Robinson is the church’s first openly gay leader.
She also supports giving local churches the freedom to bless same sex unions.
Both issues have disturbed the more conservative worldwide Anglican Church which has asked U.S. and Canadian Episcopalians to agree to a moratorium on electing gay bishops and blessing same sex relationships.
But Ely says Jefferts Schori’s election was not meant to send a message on these issues.
(Ely) “We’re mindful that every decision we make has the possibility of being misinterpreted in the worldwide Anglican Communion, that our actions here are being watched very closely. But we can’t make every decision only through the lens of what others may think about it.”
(Zind) Ely says the new Presiding Bishop is someone who can work with others to help close the rift in the church.

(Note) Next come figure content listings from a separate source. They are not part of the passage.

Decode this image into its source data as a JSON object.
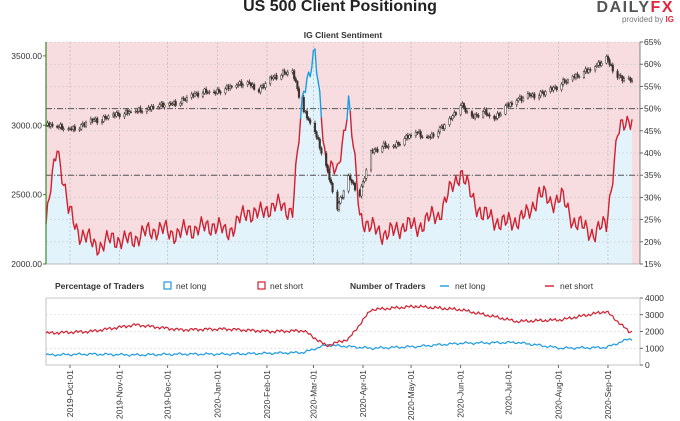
{
  "header": {
    "title": "US 500 Client Positioning",
    "brand_part1": "DAILY",
    "brand_part2": "FX",
    "provided_by": "provided by",
    "provider": "IG"
  },
  "colors": {
    "short_bg": "#f8dde0",
    "long_bg": "#e3f3fc",
    "net_long": "#1e9be0",
    "net_short": "#d1202f",
    "price": "#3a302c",
    "axis_green": "#3a8a2a"
  },
  "chart_data": [
    {
      "type": "line",
      "title": "IG Client Sentiment",
      "series": [
        {
          "name": "",
          "kind": "candlestick-close",
          "x": [
            "2019-09-16",
            "2019-09-23",
            "2019-09-30",
            "2019-10-07",
            "2019-10-14",
            "2019-10-21",
            "2019-10-28",
            "2019-11-04",
            "2019-11-11",
            "2019-11-18",
            "2019-11-25",
            "2019-12-02",
            "2019-12-09",
            "2019-12-16",
            "2019-12-23",
            "2019-12-30",
            "2020-01-06",
            "2020-01-13",
            "2020-01-20",
            "2020-01-27",
            "2020-02-03",
            "2020-02-10",
            "2020-02-17",
            "2020-02-24",
            "2020-03-02",
            "2020-03-09",
            "2020-03-16",
            "2020-03-23",
            "2020-03-30",
            "2020-04-06",
            "2020-04-13",
            "2020-04-20",
            "2020-04-27",
            "2020-05-04",
            "2020-05-11",
            "2020-05-18",
            "2020-05-25",
            "2020-06-01",
            "2020-06-08",
            "2020-06-15",
            "2020-06-22",
            "2020-06-29",
            "2020-07-06",
            "2020-07-13",
            "2020-07-20",
            "2020-07-27",
            "2020-08-03",
            "2020-08-10",
            "2020-08-17",
            "2020-08-24",
            "2020-08-31",
            "2020-09-07",
            "2020-09-14"
          ],
          "values": [
            3000,
            2990,
            2965,
            2985,
            3030,
            3040,
            3070,
            3085,
            3100,
            3110,
            3140,
            3145,
            3170,
            3210,
            3240,
            3230,
            3260,
            3290,
            3300,
            3250,
            3330,
            3370,
            3380,
            3100,
            2950,
            2700,
            2400,
            2620,
            2500,
            2800,
            2850,
            2840,
            2900,
            2950,
            2900,
            2960,
            3030,
            3150,
            3050,
            3100,
            3040,
            3130,
            3180,
            3210,
            3220,
            3250,
            3300,
            3340,
            3380,
            3420,
            3480,
            3350,
            3320
          ]
        },
        {
          "name": "",
          "kind": "percent-long",
          "x": [
            "2019-09-16",
            "2019-09-23",
            "2019-09-30",
            "2019-10-07",
            "2019-10-14",
            "2019-10-21",
            "2019-10-28",
            "2019-11-04",
            "2019-11-11",
            "2019-11-18",
            "2019-11-25",
            "2019-12-02",
            "2019-12-09",
            "2019-12-16",
            "2019-12-23",
            "2019-12-30",
            "2020-01-06",
            "2020-01-13",
            "2020-01-20",
            "2020-01-27",
            "2020-02-03",
            "2020-02-10",
            "2020-02-17",
            "2020-02-24",
            "2020-03-02",
            "2020-03-09",
            "2020-03-16",
            "2020-03-23",
            "2020-03-30",
            "2020-04-06",
            "2020-04-13",
            "2020-04-20",
            "2020-04-27",
            "2020-05-04",
            "2020-05-11",
            "2020-05-18",
            "2020-05-25",
            "2020-06-01",
            "2020-06-08",
            "2020-06-15",
            "2020-06-22",
            "2020-06-29",
            "2020-07-06",
            "2020-07-13",
            "2020-07-20",
            "2020-07-27",
            "2020-08-03",
            "2020-08-10",
            "2020-08-17",
            "2020-08-24",
            "2020-08-31",
            "2020-09-07",
            "2020-09-14"
          ],
          "values": [
            24,
            42,
            27,
            22,
            20,
            19,
            21,
            20,
            21,
            22,
            23,
            22,
            22,
            23,
            23,
            24,
            22,
            24,
            27,
            26,
            28,
            28,
            27,
            55,
            62,
            38,
            35,
            52,
            26,
            23,
            22,
            22,
            24,
            23,
            25,
            26,
            31,
            36,
            30,
            26,
            25,
            24,
            25,
            26,
            31,
            29,
            30,
            25,
            23,
            22,
            24,
            44,
            48
          ]
        }
      ],
      "ylabel_left_ticks": [
        "2000.00",
        "2500.00",
        "3000.00",
        "3500.00"
      ],
      "ylabel_right_ticks": [
        "15%",
        "20%",
        "25%",
        "30%",
        "35%",
        "40%",
        "45%",
        "50%",
        "55%",
        "60%",
        "65%"
      ],
      "ylim_left": [
        2000,
        3600
      ],
      "ylim_right": [
        15,
        65
      ],
      "reference_line_right": 50
    },
    {
      "type": "line",
      "legend": {
        "percentage_label": "Percentage of Traders",
        "pct_long_label": "net long",
        "pct_short_label": "net short",
        "number_label": "Number of Traders",
        "num_long_label": "net long",
        "num_short_label": "net short"
      },
      "series": [
        {
          "name": "net long",
          "x": [
            "2019-09-16",
            "2019-10-14",
            "2019-11-11",
            "2019-12-09",
            "2020-01-06",
            "2020-02-03",
            "2020-02-24",
            "2020-03-09",
            "2020-03-23",
            "2020-04-06",
            "2020-05-04",
            "2020-06-01",
            "2020-07-06",
            "2020-08-03",
            "2020-08-31",
            "2020-09-14"
          ],
          "values": [
            600,
            650,
            600,
            650,
            650,
            700,
            750,
            1200,
            1100,
            1000,
            1100,
            1300,
            1350,
            1000,
            1050,
            1550
          ]
        },
        {
          "name": "net short",
          "x": [
            "2019-09-16",
            "2019-10-14",
            "2019-11-11",
            "2019-12-09",
            "2020-01-06",
            "2020-02-03",
            "2020-02-24",
            "2020-03-09",
            "2020-03-23",
            "2020-04-06",
            "2020-05-04",
            "2020-06-01",
            "2020-07-06",
            "2020-08-03",
            "2020-08-31",
            "2020-09-14"
          ],
          "values": [
            1900,
            2000,
            2400,
            2100,
            2150,
            2000,
            2050,
            1150,
            1550,
            3300,
            3500,
            3300,
            2600,
            2700,
            3200,
            2000
          ]
        }
      ],
      "ylabel_right_ticks": [
        "0",
        "1000",
        "2000",
        "3000",
        "4000"
      ],
      "ylim": [
        0,
        4000
      ]
    }
  ],
  "x_axis": {
    "tick_labels": [
      "2019-Oct-01",
      "2019-Nov-01",
      "2019-Dec-01",
      "2020-Jan-01",
      "2020-Feb-01",
      "2020-Mar-01",
      "2020-Apr-01",
      "2020-May-01",
      "2020-Jun-01",
      "2020-Jul-01",
      "2020-Aug-01",
      "2020-Sep-01"
    ]
  }
}
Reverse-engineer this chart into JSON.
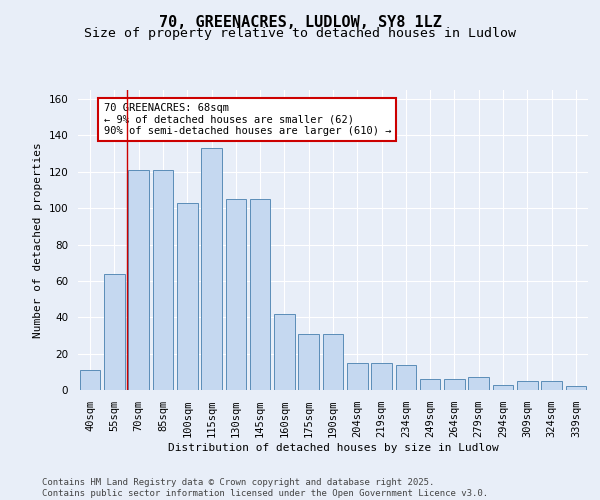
{
  "title_line1": "70, GREENACRES, LUDLOW, SY8 1LZ",
  "title_line2": "Size of property relative to detached houses in Ludlow",
  "xlabel": "Distribution of detached houses by size in Ludlow",
  "ylabel": "Number of detached properties",
  "categories": [
    "40sqm",
    "55sqm",
    "70sqm",
    "85sqm",
    "100sqm",
    "115sqm",
    "130sqm",
    "145sqm",
    "160sqm",
    "175sqm",
    "190sqm",
    "204sqm",
    "219sqm",
    "234sqm",
    "249sqm",
    "264sqm",
    "279sqm",
    "294sqm",
    "309sqm",
    "324sqm",
    "339sqm"
  ],
  "values": [
    11,
    64,
    121,
    121,
    103,
    133,
    105,
    105,
    42,
    31,
    31,
    15,
    15,
    14,
    6,
    6,
    7,
    3,
    5,
    5,
    2
  ],
  "bar_color": "#c5d8f0",
  "bar_edge_color": "#5b8db8",
  "background_color": "#e8eef8",
  "grid_color": "#ffffff",
  "vline_color": "#cc0000",
  "annotation_text": "70 GREENACRES: 68sqm\n← 9% of detached houses are smaller (62)\n90% of semi-detached houses are larger (610) →",
  "annotation_box_color": "#ffffff",
  "annotation_box_edge_color": "#cc0000",
  "ylim": [
    0,
    165
  ],
  "yticks": [
    0,
    20,
    40,
    60,
    80,
    100,
    120,
    140,
    160
  ],
  "footer_text": "Contains HM Land Registry data © Crown copyright and database right 2025.\nContains public sector information licensed under the Open Government Licence v3.0.",
  "title_fontsize": 11,
  "subtitle_fontsize": 9.5,
  "axis_label_fontsize": 8,
  "tick_fontsize": 7.5,
  "annotation_fontsize": 7.5,
  "footer_fontsize": 6.5
}
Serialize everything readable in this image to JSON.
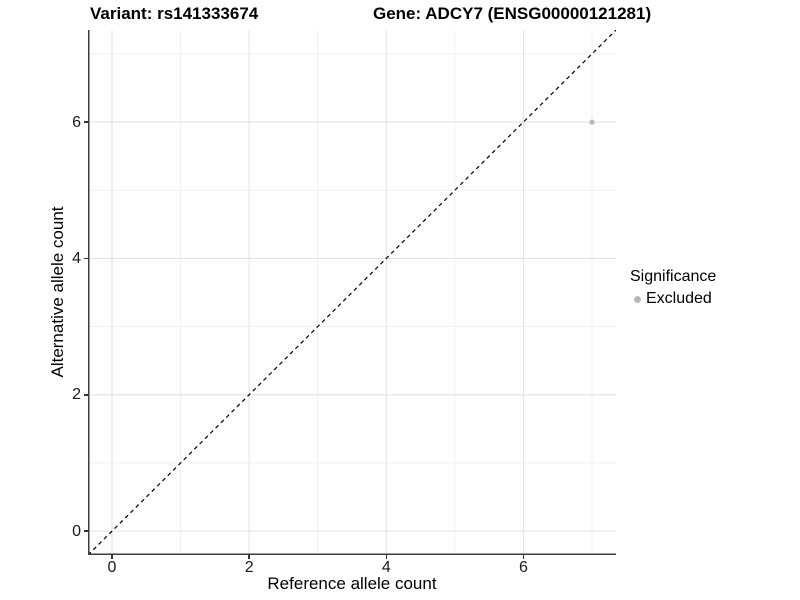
{
  "chart_data": {
    "type": "scatter",
    "title_left": "Variant: rs141333674",
    "title_right": "Gene: ADCY7 (ENSG00000121281)",
    "xlabel": "Reference allele count",
    "ylabel": "Alternative allele count",
    "xlim": [
      -0.35,
      7.35
    ],
    "ylim": [
      -0.35,
      7.35
    ],
    "x_ticks": [
      0,
      2,
      4,
      6
    ],
    "y_ticks": [
      0,
      2,
      4,
      6
    ],
    "x_minor_ticks": [
      1,
      3,
      5,
      7
    ],
    "y_minor_ticks": [
      1,
      3,
      5,
      7
    ],
    "grid": true,
    "series": [
      {
        "name": "Excluded",
        "color": "#b9b9b9",
        "points": [
          [
            7,
            6
          ]
        ]
      }
    ],
    "identity_line": {
      "slope": 1,
      "intercept": 0,
      "style": "dashed",
      "color": "#000000"
    },
    "legend": {
      "position": "right",
      "title": "Significance",
      "items": [
        {
          "label": "Excluded",
          "color": "#b9b9b9"
        }
      ]
    }
  },
  "colors": {
    "grid_major": "#e3e3e3",
    "grid_minor": "#f1f1f1",
    "axis": "#3c3c3c",
    "tick": "#333333",
    "point": "#b9b9b9",
    "identity_line": "#000000"
  }
}
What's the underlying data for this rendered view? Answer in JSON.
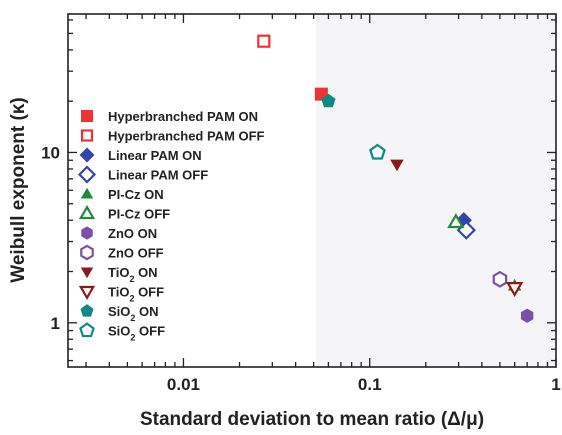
{
  "chart_data": {
    "type": "scatter",
    "xlabel": "Standard deviation to mean ratio (Δ/μ)",
    "ylabel": "Weibull exponent (κ)",
    "xscale": "log",
    "yscale": "log",
    "xlim": [
      0.0024,
      1.0
    ],
    "ylim": [
      0.55,
      65
    ],
    "x_ticks": [
      0.01,
      0.1,
      1
    ],
    "x_tick_labels": [
      "0.01",
      "0.1",
      "1"
    ],
    "y_ticks": [
      1,
      10
    ],
    "y_tick_labels": [
      "1",
      "10"
    ],
    "grid": false,
    "legend_position": "left",
    "series": [
      {
        "name": "Hyperbranched PAM ON",
        "name_main": "Hyperbranched PAM ON",
        "name_sub": "",
        "name_tail": "",
        "marker": "square",
        "filled": true,
        "color": "#ee3333",
        "points": [
          {
            "x": 0.055,
            "y": 22
          }
        ]
      },
      {
        "name": "Hyperbranched PAM OFF",
        "name_main": "Hyperbranched PAM OFF",
        "name_sub": "",
        "name_tail": "",
        "marker": "square",
        "filled": false,
        "color": "#ee3333",
        "points": [
          {
            "x": 0.027,
            "y": 45
          }
        ]
      },
      {
        "name": "Linear PAM ON",
        "name_main": "Linear PAM ON",
        "name_sub": "",
        "name_tail": "",
        "marker": "diamond",
        "filled": true,
        "color": "#3344aa",
        "points": [
          {
            "x": 0.32,
            "y": 4.0
          }
        ]
      },
      {
        "name": "Linear PAM OFF",
        "name_main": "Linear PAM OFF",
        "name_sub": "",
        "name_tail": "",
        "marker": "diamond",
        "filled": false,
        "color": "#3344aa",
        "points": [
          {
            "x": 0.33,
            "y": 3.5
          }
        ]
      },
      {
        "name": "PI-Cz ON",
        "name_main": "PI-Cz ON",
        "name_sub": "",
        "name_tail": "",
        "marker": "triangle-up",
        "filled": true,
        "color": "#1f8a3a",
        "points": [
          {
            "x": 0.6,
            "y": 1.65
          }
        ]
      },
      {
        "name": "PI-Cz OFF",
        "name_main": "PI-Cz OFF",
        "name_sub": "",
        "name_tail": "",
        "marker": "triangle-up",
        "filled": false,
        "color": "#1f8a3a",
        "points": [
          {
            "x": 0.29,
            "y": 3.9
          }
        ]
      },
      {
        "name": "ZnO ON",
        "name_main": "ZnO ON",
        "name_sub": "",
        "name_tail": "",
        "marker": "hexagon",
        "filled": true,
        "color": "#7b4fa8",
        "points": [
          {
            "x": 0.7,
            "y": 1.1
          }
        ]
      },
      {
        "name": "ZnO OFF",
        "name_main": "ZnO OFF",
        "name_sub": "",
        "name_tail": "",
        "marker": "hexagon",
        "filled": false,
        "color": "#7b4fa8",
        "points": [
          {
            "x": 0.5,
            "y": 1.8
          }
        ]
      },
      {
        "name": "TiO2 ON",
        "name_main": "TiO",
        "name_sub": "2",
        "name_tail": " ON",
        "marker": "triangle-down",
        "filled": true,
        "color": "#8b1a1a",
        "points": [
          {
            "x": 0.14,
            "y": 8.5
          }
        ]
      },
      {
        "name": "TiO2 OFF",
        "name_main": "TiO",
        "name_sub": "2",
        "name_tail": " OFF",
        "marker": "triangle-down",
        "filled": false,
        "color": "#8b1a1a",
        "points": [
          {
            "x": 0.6,
            "y": 1.6
          }
        ]
      },
      {
        "name": "SiO2 ON",
        "name_main": "SiO",
        "name_sub": "2",
        "name_tail": " ON",
        "marker": "pentagon",
        "filled": true,
        "color": "#0e8a86",
        "points": [
          {
            "x": 0.06,
            "y": 20
          }
        ]
      },
      {
        "name": "SiO2 OFF",
        "name_main": "SiO",
        "name_sub": "2",
        "name_tail": " OFF",
        "marker": "pentagon",
        "filled": false,
        "color": "#0e8a86",
        "points": [
          {
            "x": 0.11,
            "y": 10
          }
        ]
      }
    ]
  }
}
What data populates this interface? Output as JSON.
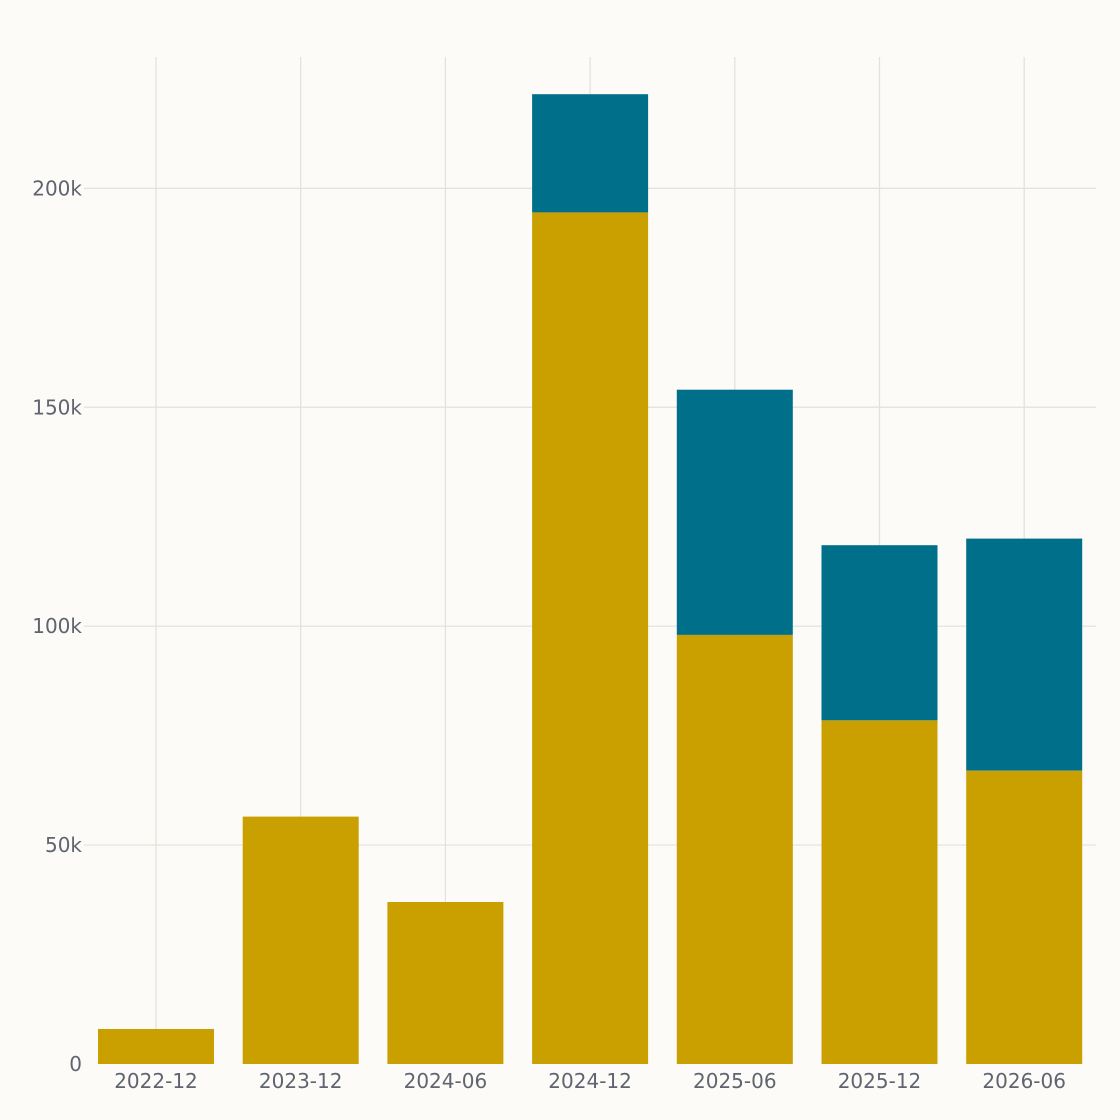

He says resolutions being considered by delegates to the general convention will not resolve the division over gay bishops and same sex unions, but he hopes they’ll contribute to an ongoing dialogue with the Anglican Church.
(Ely) “Hopefully they’re a next step in the process that needs to continue in the next three, six, nine years.”
(Zind) Two years ago the Episcopal Church in Vermont became the second Episcopal diocese in the country to formally embrace the blessing of gay and lesbian unions.
For Vermont Public Radio, I’m Steve Zind.